Тут заговорил Самсонов. «Давно пора! Пусть хоть перекроет эту голосистую Валентину Андреевну», – с некоторым облегчением подумала я. По крайней мере его речь отличается упорядоченностью и осмысленностью, хоть и занудна изрядно.
– Мария, – начал он торжественно, – раз уж Родион Потапович отсутствует, то я хотел бы поговорить именно с вами о тех обстоятельствах, которые не освещены в прессе. Я об этом покушении у подъезда Алексея Ельцова и Кристалинской. Вы ведь знаете, кто осуществил это нападение? По крайней мере предполагаете?
– Не предполагаю даже, а знаю. Точно знаю. Скорее всего это люди некоего Владимира Туманова. Его еще называют Гриф.
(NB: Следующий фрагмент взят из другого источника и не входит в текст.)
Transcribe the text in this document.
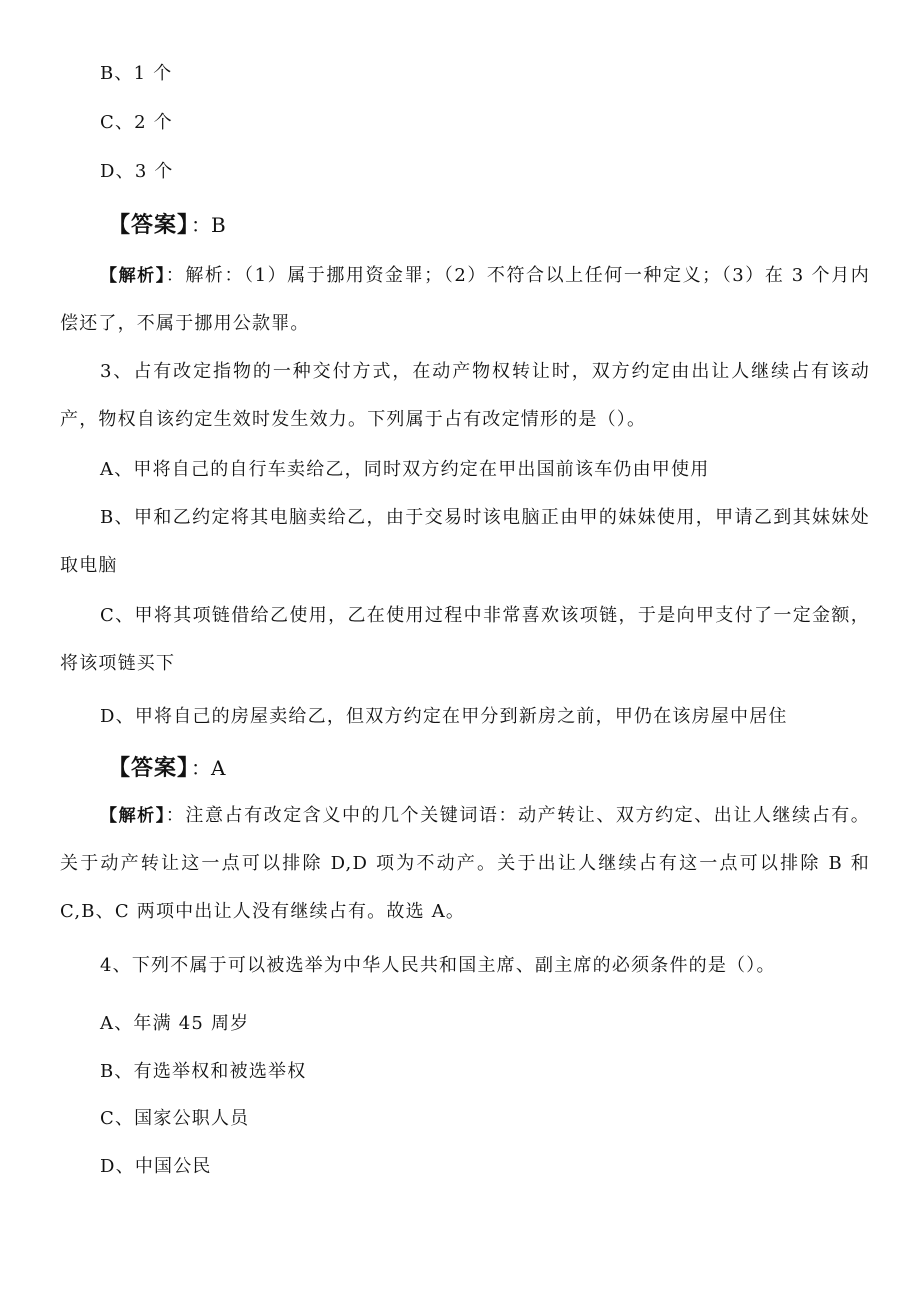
B、1 个
C、2 个
D、3 个
【答案】 ：B
【解析】：解析：（1）属于挪用资金罪；（2）不符合以上任何一种定义；（3）在 3 个月内偿还了，不属于挪用公款罪。
3、占有改定指物的一种交付方式，在动产物权转让时，双方约定由出让人继续占有该动产，物权自该约定生效时发生效力。下列属于占有改定情形的是（）。
A、甲将自己的自行车卖给乙，同时双方约定在甲出国前该车仍由甲使用
B、甲和乙约定将其电脑卖给乙，由于交易时该电脑正由甲的妹妹使用，甲请乙到其妹妹处取电脑
C、甲将其项链借给乙使用，乙在使用过程中非常喜欢该项链，于是向甲支付了一定金额，将该项链买下
D、甲将自己的房屋卖给乙，但双方约定在甲分到新房之前，甲仍在该房屋中居住
【答案】 ：A
【解析】：注意占有改定含义中的几个关键词语：动产转让、双方约定、出让人继续占有。关于动产转让这一点可以排除 D,D 项为不动产。关于出让人继续占有这一点可以排除 B 和 C,B、C 两项中出让人没有继续占有。故选 A。
4、下列不属于可以被选举为中华人民共和国主席、副主席的必须条件的是（）。
A、年满 45 周岁
B、有选举权和被选举权
C、国家公职人员
D、中国公民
Я думаю, что вам известен этот человек, он фигурировал в деле.
– Я с вами согласен. Пожалуй, что и в сауне приложили руку ребята из той же теплой компании. Как вы полагаете, Мария?
– Пожалуй… да, это может быть.
Самсонов прищурился и, кажется, даже подмигнул мне.
– Вы что-то недоговариваете, Мария. Я чувствую, что вы о чем-то умалчиваете.
– Я? Ничуть. Тем более что мне все мои тайны на лице нарисовали, чтобы ничего не утаила от хороших людей.
И я осторожно коснулась пальцем уже затянувшихся, замазанных кремами, но время от времени все еще беспокоящих меня ссадин на лице.
– Вы меня не поняли, – сказал адвокат.
– Вот как?
– Вы нас не совсем поняли, дорогая Мария! – включилась Ельцова. – Адвокат вовсе не хотел… не хотел вас обидеть. А, со своей стороны, я хотела бы просить вас присутствовать на процессе. Как свидетельницу.
– Не как свидетельницу, а даже как и потерпевшую, – сказал Самсонов. – Впрочем, если что, то ваш случай с покушением может быть выделен в отдельное производство.